Walter Wanger stages ‘the first undisguised public exhibition of a German film’ at the Rivoli.

This, at any rate, is what was claimed by Kinematograph Weekly. In reality, Wanger seems to have fudged the issue. The ad he placed in the preceding Saturday’s East London Observer promised only a ‘Sensation Direct from the Continent’, and the paper itself said that ‘what it is remains a secret for the moment’. A week later it could be named: The Jewish Heart, which Wanger had acquired on a recent visit to Paris.

Its German title was Die Gezeichneten.
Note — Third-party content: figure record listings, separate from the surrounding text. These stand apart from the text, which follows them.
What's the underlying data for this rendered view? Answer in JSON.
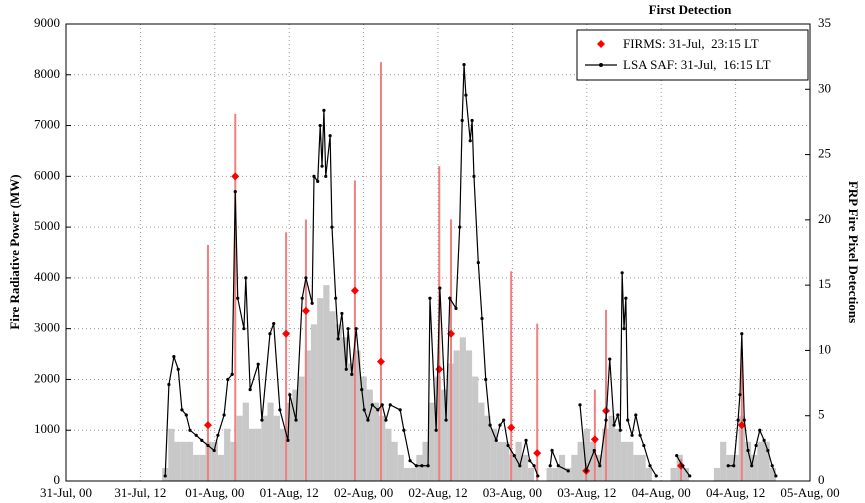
{
  "chart_data": {
    "type": "line",
    "title": "First Detection",
    "ylabel": "Fire Radiative Power (MW)",
    "y2label": "FRP Fire Pixel Detections",
    "xlim": [
      0,
      120
    ],
    "xticks": [
      {
        "value": 0,
        "label": "31-Jul, 00"
      },
      {
        "value": 12,
        "label": "31-Jul, 12"
      },
      {
        "value": 24,
        "label": "01-Aug, 00"
      },
      {
        "value": 36,
        "label": "01-Aug, 12"
      },
      {
        "value": 48,
        "label": "02-Aug, 00"
      },
      {
        "value": 60,
        "label": "02-Aug, 12"
      },
      {
        "value": 72,
        "label": "03-Aug, 00"
      },
      {
        "value": 84,
        "label": "03-Aug, 12"
      },
      {
        "value": 96,
        "label": "04-Aug, 00"
      },
      {
        "value": 108,
        "label": "04-Aug, 12"
      },
      {
        "value": 120,
        "label": "05-Aug, 00"
      }
    ],
    "ylim": [
      0,
      9000
    ],
    "yticks": [
      0,
      1000,
      2000,
      3000,
      4000,
      5000,
      6000,
      7000,
      8000,
      9000
    ],
    "y2lim": [
      0,
      35
    ],
    "y2ticks": [
      0,
      5,
      10,
      15,
      20,
      25,
      30,
      35
    ],
    "grid": true,
    "legend": "upper right",
    "series": [
      {
        "type": "bar",
        "axis": "y2",
        "color": "#c8c8c8",
        "x": [
          16,
          17,
          18,
          19,
          20,
          21,
          22,
          23,
          24,
          25,
          26,
          27,
          28,
          29,
          30,
          31,
          32,
          33,
          34,
          35,
          36,
          37,
          38,
          39,
          40,
          41,
          42,
          43,
          44,
          45,
          46,
          47,
          48,
          49,
          50,
          51,
          52,
          53,
          54,
          55,
          56,
          57,
          58,
          59,
          60,
          61,
          62,
          63,
          64,
          65,
          66,
          67,
          68,
          69,
          70,
          71,
          72,
          73,
          74,
          75,
          76,
          77,
          78,
          79,
          80,
          81,
          82,
          83,
          84,
          85,
          86,
          87,
          88,
          89,
          90,
          91,
          92,
          93,
          94,
          95,
          96,
          97,
          98,
          99,
          100,
          101,
          102,
          103,
          104,
          105,
          106,
          107,
          108,
          109,
          110,
          111,
          112,
          113,
          114
        ],
        "values": [
          1,
          4,
          3,
          3,
          3,
          2,
          2,
          3,
          3,
          2,
          4,
          3,
          5,
          6,
          4,
          4,
          5,
          6,
          5,
          4,
          6,
          7,
          8,
          10,
          12,
          14,
          15,
          13,
          12,
          11,
          9,
          10,
          8,
          7,
          6,
          5,
          4,
          3,
          2,
          1,
          1,
          2,
          3,
          6,
          8,
          7,
          9,
          10,
          11,
          10,
          8,
          6,
          5,
          4,
          3,
          3,
          2,
          3,
          2,
          1,
          0,
          0,
          1,
          1,
          2,
          1,
          2,
          3,
          4,
          3,
          2,
          4,
          5,
          4,
          3,
          3,
          2,
          2,
          1,
          0,
          0,
          0,
          1,
          2,
          1,
          0,
          0,
          0,
          0,
          1,
          3,
          2,
          2,
          5,
          3,
          2,
          3,
          3,
          1
        ]
      },
      {
        "type": "stem",
        "color": "#f08080",
        "x": [
          22.9,
          27.3,
          35.5,
          38.7,
          46.6,
          50.8,
          60.2,
          62.1,
          71.8,
          76.0,
          83.9,
          85.3,
          87.1,
          99.2,
          109.0
        ],
        "values": [
          4650,
          7230,
          4900,
          5150,
          5920,
          8250,
          6200,
          5150,
          4130,
          3100,
          350,
          1800,
          3370,
          430,
          2600
        ]
      },
      {
        "type": "scatter",
        "name": "FIRMS: 31-Jul,  23:15 LT",
        "color": "#ff0000",
        "x": [
          22.9,
          27.3,
          35.5,
          38.7,
          46.6,
          50.8,
          60.2,
          62.1,
          71.8,
          76.0,
          83.9,
          85.3,
          87.1,
          99.2,
          109.0
        ],
        "values": [
          1100,
          6000,
          2900,
          3350,
          3750,
          2350,
          2200,
          2900,
          1050,
          550,
          200,
          820,
          1380,
          300,
          1100
        ]
      },
      {
        "type": "line",
        "name": "LSA SAF: 31-Jul,  16:15 LT",
        "color": "#000000",
        "x": [
          16.0,
          16.6,
          17.4,
          18.1,
          18.7,
          19.4,
          20.0,
          21.0,
          21.9,
          22.9,
          23.9,
          24.5,
          25.5,
          26.1,
          26.8,
          27.3,
          27.7,
          28.7,
          29.0,
          29.7,
          31.0,
          31.6,
          32.9,
          33.5,
          34.5,
          35.8,
          36.1,
          37.1,
          38.1,
          38.7,
          39.7,
          40.0,
          40.6,
          41.0,
          41.3,
          41.6,
          41.9,
          42.6,
          42.9,
          43.5,
          43.9,
          44.5,
          45.2,
          45.5,
          46.1,
          46.8,
          47.7,
          48.1,
          48.7,
          49.4,
          50.3,
          51.0,
          51.6,
          52.3,
          53.9,
          54.5,
          55.5,
          56.5,
          57.4,
          58.4,
          58.7,
          59.7,
          60.3,
          61.3,
          61.9,
          62.9,
          63.5,
          63.9,
          64.2,
          64.5,
          65.2,
          65.5,
          65.8,
          66.5,
          67.1,
          67.7,
          68.4,
          69.4,
          70.0,
          70.6,
          71.3,
          72.3,
          73.2,
          74.2,
          74.8,
          75.5,
          76.1,
          77.0,
          78.1,
          78.4,
          79.4,
          81.0,
          82.0,
          82.9,
          83.9,
          85.2,
          86.1,
          87.1,
          87.7,
          88.4,
          89.0,
          89.4,
          89.7,
          90.0,
          90.3,
          90.6,
          91.3,
          91.9,
          92.6,
          93.2,
          94.2,
          95.2,
          97.0,
          98.5,
          99.4,
          100.6,
          104.0,
          106.8,
          107.7,
          108.4,
          108.7,
          109.0,
          109.4,
          110.0,
          110.6,
          111.3,
          111.9,
          112.6,
          113.2,
          113.9,
          114.5
        ],
        "values": [
          100,
          1900,
          2450,
          2200,
          1400,
          1300,
          1000,
          900,
          800,
          700,
          600,
          900,
          1300,
          2000,
          2100,
          5700,
          3600,
          3000,
          4000,
          1800,
          2300,
          1200,
          2900,
          3100,
          1400,
          800,
          1700,
          1200,
          3600,
          4000,
          3500,
          6000,
          5900,
          7000,
          6200,
          7300,
          6000,
          6800,
          5000,
          3600,
          2800,
          3300,
          2200,
          3000,
          2100,
          3000,
          1800,
          1400,
          1200,
          1500,
          1400,
          1500,
          1200,
          1500,
          1400,
          1000,
          400,
          300,
          300,
          300,
          3600,
          1000,
          3800,
          1200,
          3600,
          3400,
          5000,
          7100,
          8200,
          7600,
          6700,
          7100,
          6000,
          4300,
          3200,
          2000,
          1100,
          800,
          1100,
          1200,
          700,
          500,
          300,
          800,
          400,
          300,
          100,
          null,
          300,
          600,
          300,
          200,
          null,
          1500,
          200,
          600,
          300,
          1200,
          2400,
          1100,
          1300,
          1000,
          4100,
          3000,
          3600,
          1200,
          900,
          1300,
          900,
          700,
          300,
          100,
          null,
          500,
          300,
          100,
          null,
          300,
          300,
          1200,
          1700,
          2900,
          1200,
          600,
          300,
          700,
          1000,
          800,
          600,
          300,
          100
        ]
      }
    ]
  }
}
Kinematograph Weekly reported that the audience ‘showed no disposition to resent the innovation – though the test of public opinion would have been more conclusive if the subject had been described on the screen as well as in the Rivoli house organ as German’. The on-screen credits gave Copenhagen as the film’s place of origin, presumably covered by the fact that it was directed by Carl Theodor Dreyer.

The film is set in a Jewish ghetto in the Russian Empire about 1905 and culminates in a pogrom fomented by the Tsarist government. ‘That it was well received by Mr. Wanger’s patrons need not be said,’ said the Film Renter. ‘Many of them had known pogrom experiences at first hand’. Whitechapel was then home to a large part of London’s Jewish community. Kinematograph Weekly was of the view that ‘its special appeal is likely to be limited to Jewish communities’, and there was no national distribution arrangement for the film.